Why are they fleeing?
I would live in the library if they’d let me. It’s a great place to write, or people watch, or meditate, or nap (an activity I no longer engage in), or read. Shelves and shelves of books are just yearning to be read. There’s a café in the lobby where I can stock up on miniature candy bars. And there’s the all-important restroom–thankfully–because as a kid who read in the bathroom (another activity I no longer engage in), I associate books with bathrooms. The side effect? If I’m ever “stopped up,” I head to the library.
But at nine o’clock on the dot–quitting time–the librarians boot me out. In all fairness, they do give me plenty of warning.
At 8:30, a man’s pre-recorded voice booms over the speakers: The Library will be closing in thirty minutes. And in case nobody heard the booming voice, the lights flicker off and on.
Fifteen minutes later the voice booms again. The Library will be closing in fifteen minutes. The lights go off—no flickering this time–and after sufficient darkness they come back on.
Ten minutes later, the voice returns. The Library will be closing in five minutes. Please check out your materials NOW. The computers go black. The lights go off. Reluctantly, the lights come back on, and one of the librarians makes the rounds asking patrons if they need help–a polite way of saying PLEASE LEAVE. Before I’ve had time to power down my laptop and gather up my notebook and haul my stack of books to the checkout station, the voice is announcing: The Library is now closed. Thank you for visiting.
As in…you don’t live here, now go home.
And it’s just me and the shelver in her vinyl gloves, glaring.
I think the librarians are bored. That’s why they race off to something more exciting…like sleep. With the checkout process completely computerized, librarians have nothing to do but prop their elbows on the counter, chin in hand, and daydream about quitting time. They no longer need to deal with all those sneezing, coughing, whining patrons. That job is reserved for the reference librarians.
I try to keep the reference librarians engaged.

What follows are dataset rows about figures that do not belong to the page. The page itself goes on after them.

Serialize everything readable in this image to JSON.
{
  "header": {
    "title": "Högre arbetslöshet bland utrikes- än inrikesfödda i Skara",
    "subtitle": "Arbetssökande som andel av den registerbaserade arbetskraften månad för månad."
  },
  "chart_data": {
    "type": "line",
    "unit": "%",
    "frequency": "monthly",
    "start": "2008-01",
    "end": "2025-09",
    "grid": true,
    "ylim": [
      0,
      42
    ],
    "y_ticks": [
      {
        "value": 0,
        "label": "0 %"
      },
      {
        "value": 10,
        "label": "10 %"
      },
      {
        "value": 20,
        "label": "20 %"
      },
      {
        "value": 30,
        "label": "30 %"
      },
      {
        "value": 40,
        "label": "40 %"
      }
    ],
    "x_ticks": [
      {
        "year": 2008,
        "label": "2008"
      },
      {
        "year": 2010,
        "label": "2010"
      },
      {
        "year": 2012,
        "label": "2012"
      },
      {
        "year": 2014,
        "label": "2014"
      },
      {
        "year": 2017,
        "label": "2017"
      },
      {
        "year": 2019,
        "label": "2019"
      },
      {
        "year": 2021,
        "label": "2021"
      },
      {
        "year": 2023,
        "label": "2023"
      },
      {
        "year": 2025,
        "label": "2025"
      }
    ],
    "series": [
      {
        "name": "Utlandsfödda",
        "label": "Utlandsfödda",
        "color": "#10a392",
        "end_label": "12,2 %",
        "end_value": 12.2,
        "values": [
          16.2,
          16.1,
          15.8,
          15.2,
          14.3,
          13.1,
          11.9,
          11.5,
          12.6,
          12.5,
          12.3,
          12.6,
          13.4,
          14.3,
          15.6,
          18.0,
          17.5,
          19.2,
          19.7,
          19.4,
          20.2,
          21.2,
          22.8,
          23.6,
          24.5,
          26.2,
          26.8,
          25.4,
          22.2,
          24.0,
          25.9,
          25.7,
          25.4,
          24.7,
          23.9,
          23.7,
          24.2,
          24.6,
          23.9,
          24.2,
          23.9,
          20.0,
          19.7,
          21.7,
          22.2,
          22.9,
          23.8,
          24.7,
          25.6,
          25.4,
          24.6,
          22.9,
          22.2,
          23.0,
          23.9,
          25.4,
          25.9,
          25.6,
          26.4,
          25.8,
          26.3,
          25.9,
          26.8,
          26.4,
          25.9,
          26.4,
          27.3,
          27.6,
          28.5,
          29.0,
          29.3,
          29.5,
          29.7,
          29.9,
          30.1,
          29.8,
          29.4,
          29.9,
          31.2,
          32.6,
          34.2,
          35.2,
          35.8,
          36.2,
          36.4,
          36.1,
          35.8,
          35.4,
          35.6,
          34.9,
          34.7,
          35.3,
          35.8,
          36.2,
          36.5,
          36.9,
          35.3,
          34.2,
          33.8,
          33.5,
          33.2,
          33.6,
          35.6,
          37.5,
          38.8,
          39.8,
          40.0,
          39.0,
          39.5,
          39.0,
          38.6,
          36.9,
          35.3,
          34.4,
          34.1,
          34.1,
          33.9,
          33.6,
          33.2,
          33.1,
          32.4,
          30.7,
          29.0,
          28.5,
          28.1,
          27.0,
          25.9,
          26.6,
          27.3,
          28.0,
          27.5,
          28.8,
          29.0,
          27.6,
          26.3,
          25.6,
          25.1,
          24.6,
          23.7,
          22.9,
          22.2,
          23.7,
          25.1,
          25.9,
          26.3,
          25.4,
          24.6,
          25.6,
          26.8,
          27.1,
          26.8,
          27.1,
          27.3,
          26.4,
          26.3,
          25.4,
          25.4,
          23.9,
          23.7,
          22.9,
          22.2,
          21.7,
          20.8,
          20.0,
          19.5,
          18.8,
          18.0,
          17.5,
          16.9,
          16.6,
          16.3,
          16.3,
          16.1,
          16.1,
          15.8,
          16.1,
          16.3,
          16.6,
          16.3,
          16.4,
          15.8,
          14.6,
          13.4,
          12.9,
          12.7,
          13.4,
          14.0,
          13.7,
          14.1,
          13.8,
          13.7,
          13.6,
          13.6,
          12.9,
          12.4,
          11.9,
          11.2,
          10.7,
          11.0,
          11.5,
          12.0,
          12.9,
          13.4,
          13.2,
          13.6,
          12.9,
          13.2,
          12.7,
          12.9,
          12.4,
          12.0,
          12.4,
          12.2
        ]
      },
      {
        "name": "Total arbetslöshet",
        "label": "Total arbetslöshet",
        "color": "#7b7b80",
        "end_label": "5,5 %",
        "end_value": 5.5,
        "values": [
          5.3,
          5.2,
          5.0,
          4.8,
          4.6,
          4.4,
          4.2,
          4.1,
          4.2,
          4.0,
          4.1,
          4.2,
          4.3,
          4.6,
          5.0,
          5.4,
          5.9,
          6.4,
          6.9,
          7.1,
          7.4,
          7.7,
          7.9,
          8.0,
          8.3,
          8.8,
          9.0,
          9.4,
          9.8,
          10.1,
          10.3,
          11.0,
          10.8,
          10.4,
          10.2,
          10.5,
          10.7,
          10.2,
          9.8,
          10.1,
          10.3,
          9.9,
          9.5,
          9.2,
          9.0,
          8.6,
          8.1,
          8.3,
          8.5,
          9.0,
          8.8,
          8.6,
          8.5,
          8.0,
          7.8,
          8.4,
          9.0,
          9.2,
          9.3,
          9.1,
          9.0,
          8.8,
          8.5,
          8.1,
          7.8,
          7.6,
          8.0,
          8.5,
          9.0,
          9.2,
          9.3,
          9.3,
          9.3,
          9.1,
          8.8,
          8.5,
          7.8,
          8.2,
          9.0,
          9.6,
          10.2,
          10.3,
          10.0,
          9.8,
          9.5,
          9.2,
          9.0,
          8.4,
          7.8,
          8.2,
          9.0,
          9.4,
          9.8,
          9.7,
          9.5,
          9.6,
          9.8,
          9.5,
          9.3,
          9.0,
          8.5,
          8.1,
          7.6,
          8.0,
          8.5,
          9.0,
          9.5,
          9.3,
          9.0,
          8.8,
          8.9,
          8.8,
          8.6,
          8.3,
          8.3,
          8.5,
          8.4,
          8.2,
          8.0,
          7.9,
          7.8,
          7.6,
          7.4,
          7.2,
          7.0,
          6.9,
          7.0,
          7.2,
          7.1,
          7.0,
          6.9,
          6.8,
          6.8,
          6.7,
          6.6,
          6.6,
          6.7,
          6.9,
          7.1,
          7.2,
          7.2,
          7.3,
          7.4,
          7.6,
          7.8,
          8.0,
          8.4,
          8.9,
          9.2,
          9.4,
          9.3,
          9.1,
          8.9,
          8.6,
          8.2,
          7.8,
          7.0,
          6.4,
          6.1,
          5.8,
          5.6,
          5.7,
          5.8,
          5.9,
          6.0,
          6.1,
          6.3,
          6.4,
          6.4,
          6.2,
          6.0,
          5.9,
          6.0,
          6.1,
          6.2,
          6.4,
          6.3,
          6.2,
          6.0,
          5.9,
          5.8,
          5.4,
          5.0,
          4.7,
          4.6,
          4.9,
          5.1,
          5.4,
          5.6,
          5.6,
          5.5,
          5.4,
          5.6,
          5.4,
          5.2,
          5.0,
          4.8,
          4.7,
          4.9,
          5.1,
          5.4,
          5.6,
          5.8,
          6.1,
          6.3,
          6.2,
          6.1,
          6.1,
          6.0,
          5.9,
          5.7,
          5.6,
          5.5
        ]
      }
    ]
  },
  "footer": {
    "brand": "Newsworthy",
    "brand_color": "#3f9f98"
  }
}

I’ll ask for…oh, a book on the daily life of the Aztecs, and they’ll peck around on the computer, scroll through options, jot down a list of numbers, and point me in a direction. That’s it. Job done. But at least it was something to do.
Have you ever tried to stump a librarian? It can’t be done. I’ll bet if you asked a librarian to explain the difference between a physiatrist and a physiologist, you’d get an answer. I’ll save you the trouble. Read my previous post.
I’m impressed by the amount of information that’s implanted in a librarian’s brain. Case in point: There’s a tiny library in the Sierra town where my father lives…how tiny, you ask. It’s so minuscule that you have to step outside to pull your library card from your back pocket. When I visited this over-sized bookshelf, I was greeted by the librarian who knew the names of all the members of my family and whether or not they had voted in the last election. How did she know this information?
Librarians know everything.
If they didn’t, we wouldn’t need them. We’d have librarian-less libraries. Come to think of it, we do. Take a look at this bus stop library.
Let that be a warning, ye who flee at quitting time.